Newsgroups: comp.parallel.mpi
From: fazilah@scs.leeds.ac.uk (F Haron)
Subject: Never received what was sent.
Organization: The University of Leeds, School of Computer Studies
Date: Tue, 4 Jun 1996 12:49:26 +0100 (BST)
Message-ID: <1996Jun4.114926.16056@leeds.ac.uk>

Hi,

I ported my Divide and Conquer kernel (in C & MPI) from the SGI
Power Challenge to the T3D.  The test application used is mergesort
- sort array of integers.  The program works fine on the SGI shared
memory but failed on the T3D.

From the debugger, the processes stop at the following
communication point:

        a) Process 0 - send the root problem to process 2 and waits
           for the final result.  It is behaving as it should.

        b) Process 1 - keeps the id of processes that need more work.
           It sends the id of idle process to any worker process that
           make a request. This also behaves as it should.

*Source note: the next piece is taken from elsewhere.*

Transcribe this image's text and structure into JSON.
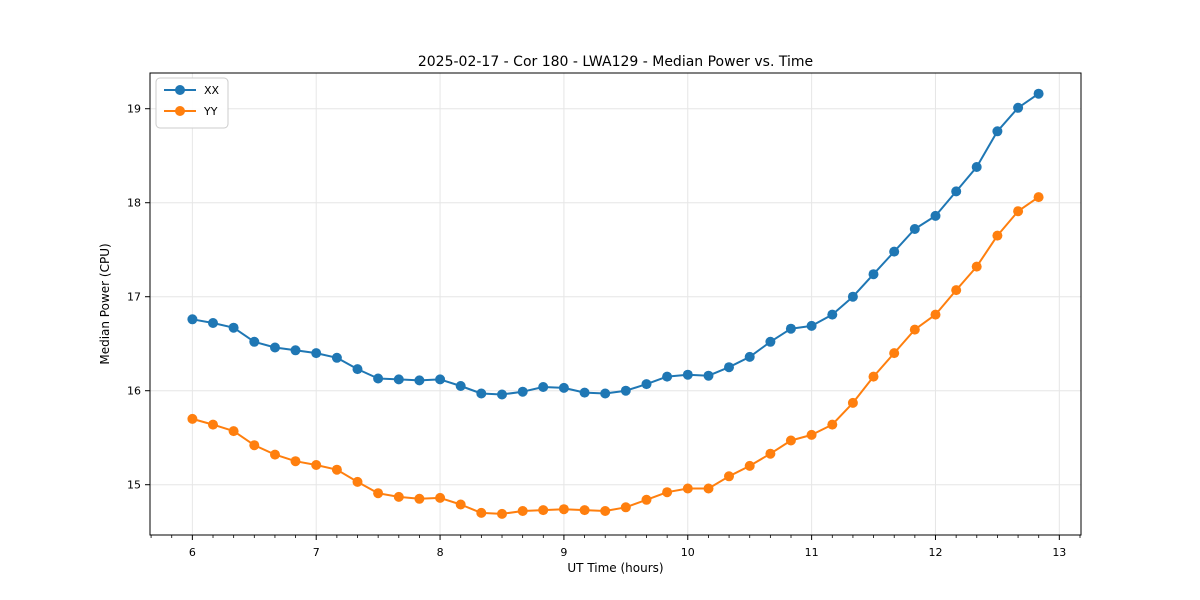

        c) Process 2 - 1st worker process received the root problem and
           keep spliting it until it is overloaded and request
           from process 1 the id of an underloaded processes. It sent
           a request sucessfully (ie process 1 received it) BUT never
           get the reply eventhough process 1 has sent it. The 
           communication between process 1 & 2 at this point is
           blocking send/recv.

        d) Process 3 - waiting to receive work. Behaves as it should.

What are the possible causes of the failed communication? The tags and
destinations are right.  And the system worked fine on the SGI Power
Challenge but seem to face communication problem on the T3D.  The
processes are not dead - the program seem to be hanging forever.


Thanks.


Fazilah

ps Please email your answer directly to me.